Fig. 4 is a schematic structural diagram of a focusing device according to an embodiment of the present invention, where the focusing device according to the embodiment of the present invention may perform a focusing method according to any embodiment of the present invention. Referring to fig. 4, the apparatus specifically includes:
an acquisition module 310, configured to acquire an erection angle of the camera in a vertical direction when an object to be tracked is displayed at a set longitudinal position imaged by the camera;
a height determination module 320 for determining a relative erection height of the camera with respect to the object to be tracked;
an object distance calculating module 330, configured to calculate an actual object distance of the object to be tracked according to the relative erection height of the camera and the erection angle of the camera;
and the focusing module 340 is configured to focus the camera according to the actual object distance of the object to be tracked.

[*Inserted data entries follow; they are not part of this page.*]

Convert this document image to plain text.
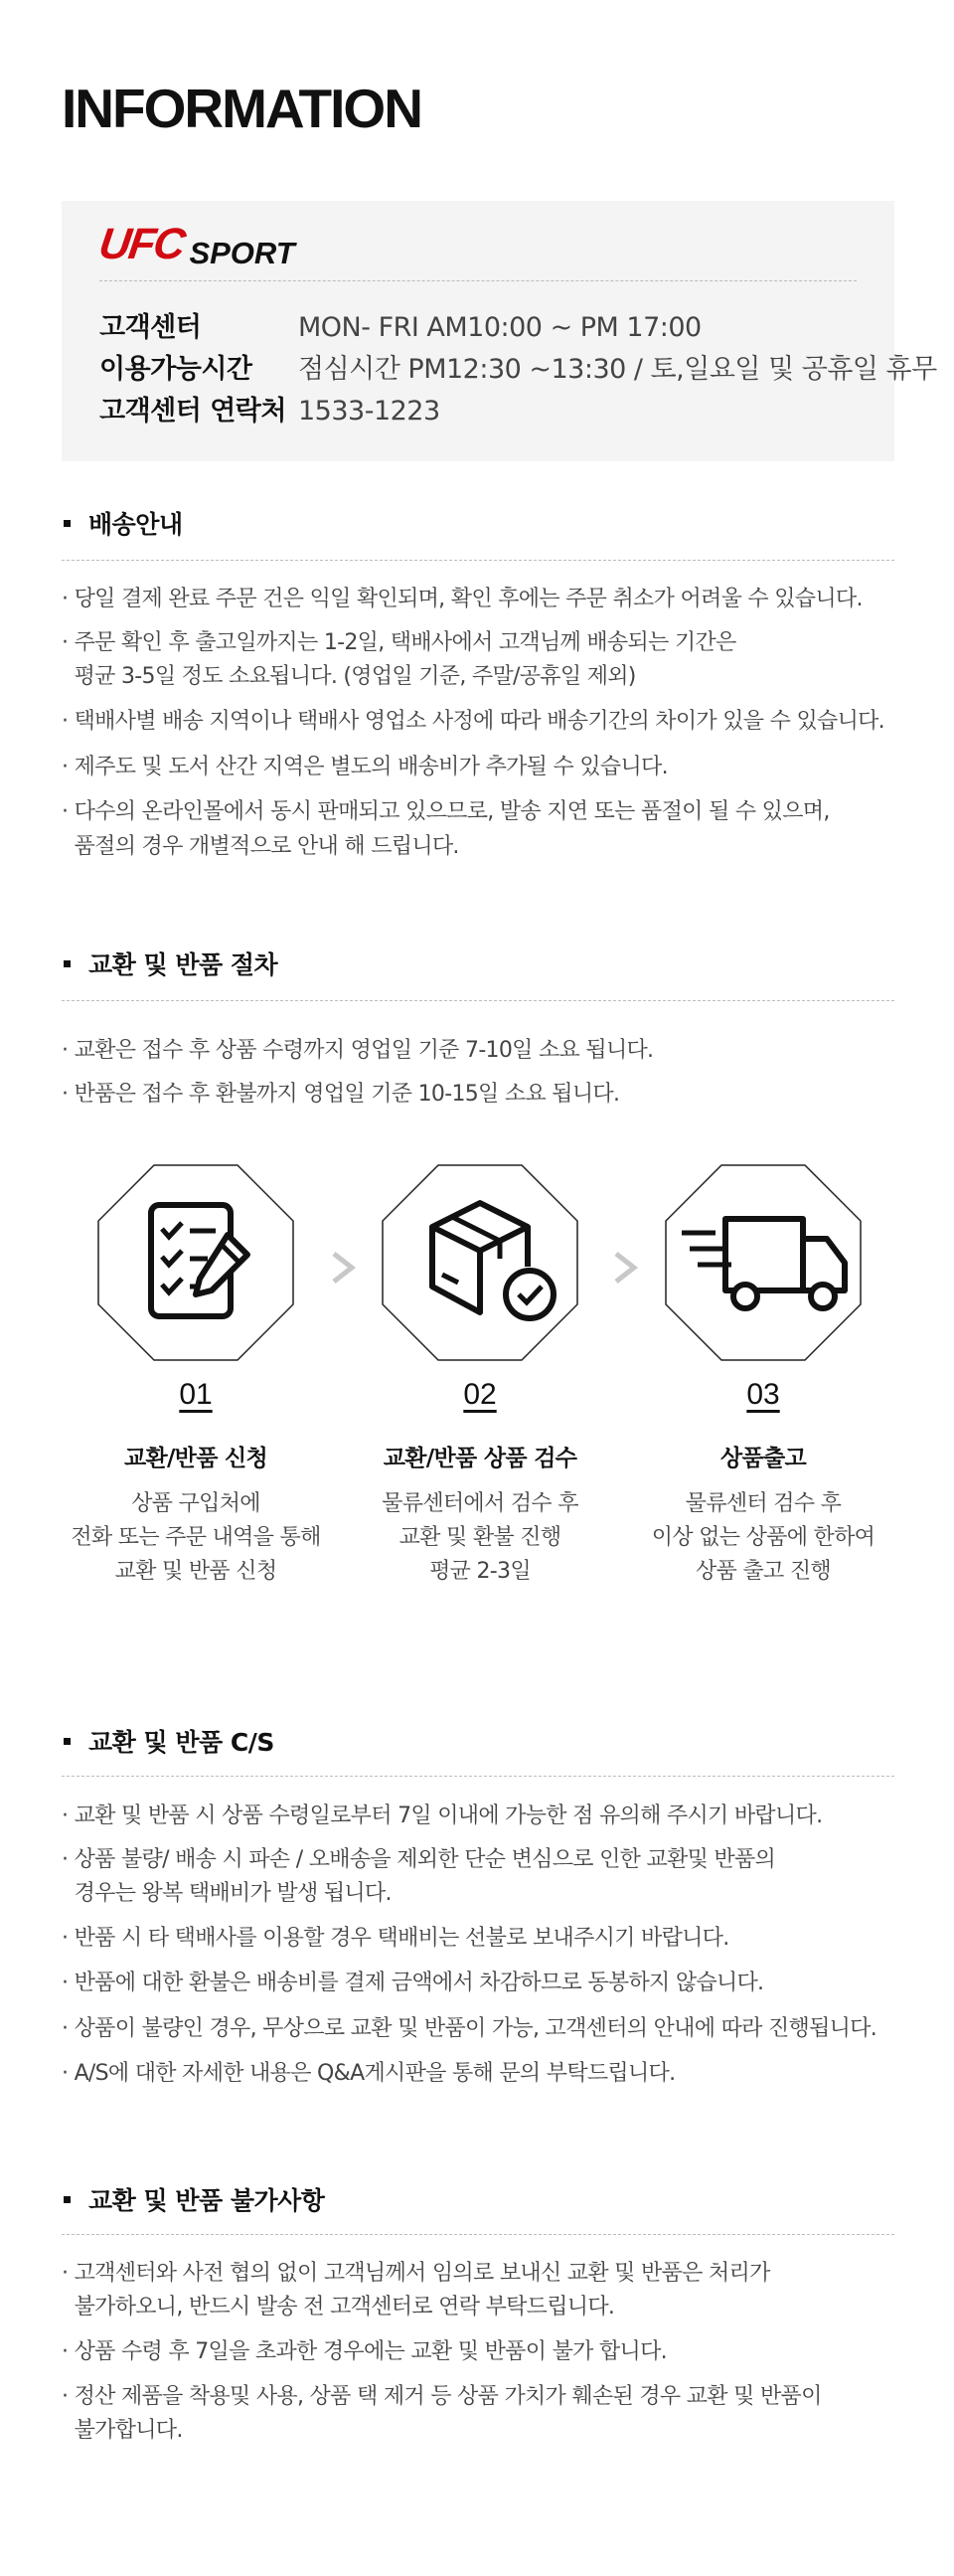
INFORMATION
UFC SPORT
고객센터	MON- FRI AM10:00 ~ PM 17:00
이용가능시간 점심시간 PM12:30 ~13:30 / 토,일요일 및 공휴일 휴무
고객센터 연락처 1533-1223
배송안내
· 당일 결제 완료 주문 건은 익일 확인되며, 확인 후에는 주문 취소가 어려울 수 있습니다.
· 주문 확인 후 출고일까지는 1-2일, 택배사에서 고객님께 배송되는 기간은
평균 3-5일 정도 소요됩니다. (영업일 기준, 주말/공휴일 제외)
· 택배사별 배송 지역이나 택배사 영업소 사정에 따라 배송기간의 차이가 있을 수 있습니다.
· 제주도 및 도서 산간 지역은 별도의 배송비가 추가될 수 있습니다.
· 다수의 온라인몰에서 동시 판매되고 있으므로, 발송 지연 또는 품절이 될 수 있으며,
품절의 경우 개별적으로 안내 해 드립니다.
교환 및 반품 절차
· 교환은 접수 후 상품 수령까지 영업일 기준 7-10일 소요 됩니다.
· 반품은 접수 후 환불까지 영업일 기준 10-15일 소요 됩니다.
01	02	03
교환/반품 신청	교환/반품 상품 검수	상품출고
상품 구입처에
전화 또는 주문 내역을 통해
교환 및 반품 신청
물류센터에서 검수 후
교환 및 환불 진행
평균 2-3일
물류센터 검수 후
이상 없는 상품에 한하여
상품 출고 진행
교환 및 반품 C/S
· 교환 및 반품 시 상품 수령일로부터 7일 이내에 가능한 점 유의해 주시기 바랍니다.
· 상품 불량/ 배송 시 파손 / 오배송을 제외한 단순 변심으로 인한 교환및 반품의
경우는 왕복 택배비가 발생 됩니다.
· 반품 시 타 택배사를 이용할 경우 택배비는 선불로 보내주시기 바랍니다.
· 반품에 대한 환불은 배송비를 결제 금액에서 차감하므로 동봉하지 않습니다.
· 상품이 불량인 경우, 무상으로 교환 및 반품이 가능, 고객센터의 안내에 따라 진행됩니다.
· A/S에 대한 자세한 내용은 Q&A게시판을 통해 문의 부탁드립니다.
교환 및 반품 불가사항
· 고객센터와 사전 협의 없이 고객님께서 임의로 보내신 교환 및 반품은 처리가
불가하오니, 반드시 발송 전 고객센터로 연락 부탁드립니다.
· 상품 수령 후 7일을 초과한 경우에는 교환 및 반품이 불가 합니다.
· 정산 제품을 착용및 사용, 상품 택 제거 등 상품 가치가 훼손된 경우 교환 및 반품이
불가합니다.
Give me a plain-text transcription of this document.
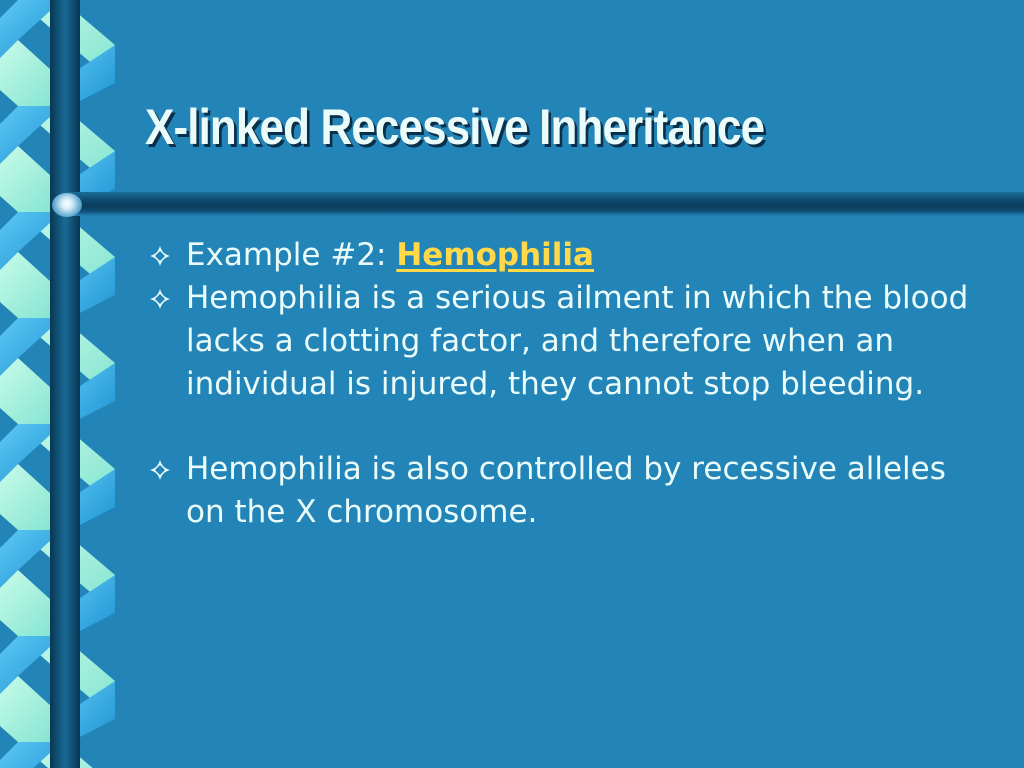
X-linked Recessive Inheritance
Example #2: Hemophilia
Hemophilia is a serious ailment in which the blood lacks a clotting factor, and therefore when an individual is injured, they cannot stop bleeding.
Hemophilia is also controlled by recessive alleles on the X chromosome.
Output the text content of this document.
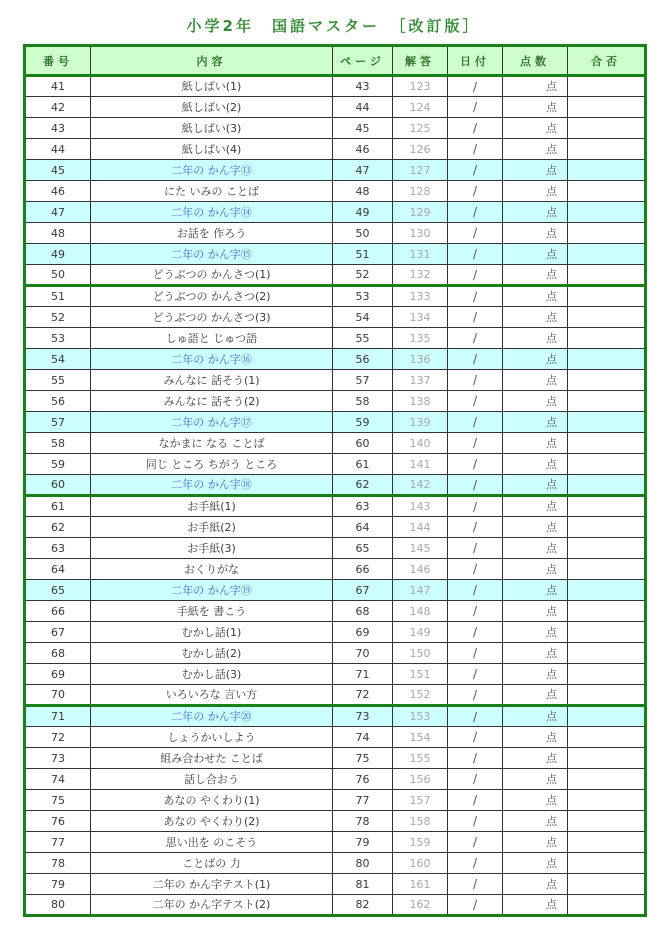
小学2年　国語マスター　［改訂版］
番号	内容	ページ	解答	日付	点数	合否
41	紙しばい(1)	43	123	/	点	
42	紙しばい(2)	44	124	/	点	
43	紙しばい(3)	45	125	/	点	
44	紙しばい(4)	46	126	/	点	
45	二年の かん字⑬	47	127	/	点	
46	にた いみの ことば	48	128	/	点	
47	二年の かん字⑭	49	129	/	点	
48	お話を 作ろう	50	130	/	点	
49	二年の かん字⑮	51	131	/	点	
50	どうぶつの かんさつ(1)	52	132	/	点	
51	どうぶつの かんさつ(2)	53	133	/	点	
52	どうぶつの かんさつ(3)	54	134	/	点	
53	しゅ語と じゅつ語	55	135	/	点	
54	二年の かん字⑯	56	136	/	点	
55	みんなに 話そう(1)	57	137	/	点	
56	みんなに 話そう(2)	58	138	/	点	
57	二年の かん字⑰	59	139	/	点	
58	なかまに なる ことば	60	140	/	点	
59	同じ ところ ちがう ところ	61	141	/	点	
60	二年の かん字⑱	62	142	/	点	
61	お手紙(1)	63	143	/	点	
62	お手紙(2)	64	144	/	点	
63	お手紙(3)	65	145	/	点	
64	おくりがな	66	146	/	点	
65	二年の かん字⑲	67	147	/	点	
66	手紙を 書こう	68	148	/	点	
67	むかし話(1)	69	149	/	点	
68	むかし話(2)	70	150	/	点	
69	むかし話(3)	71	151	/	点	
70	いろいろな 言い方	72	152	/	点	
71	二年の かん字⑳	73	153	/	点	
72	しょうかいしよう	74	154	/	点	
73	組み合わせた ことば	75	155	/	点	
74	話し合おう	76	156	/	点	
75	あなの やくわり(1)	77	157	/	点	
76	あなの やくわり(2)	78	158	/	点	
77	思い出を のこそう	79	159	/	点	
78	ことばの 力	80	160	/	点	
79	二年の かん字テスト(1)	81	161	/	点	
80	二年の かん字テスト(2)	82	162	/	点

The height determining module 320 is specifically configured to calculate an erection height of the camera according to the height of the object to be tracked, and an erection angle of the camera in a vertical direction when the object to be tracked is respectively displayed at two set longitudinal positions imaged by the camera;
and calculating the relative erection height of the camera relative to the object to be tracked according to the height of the object to be tracked and the erection height of the camera.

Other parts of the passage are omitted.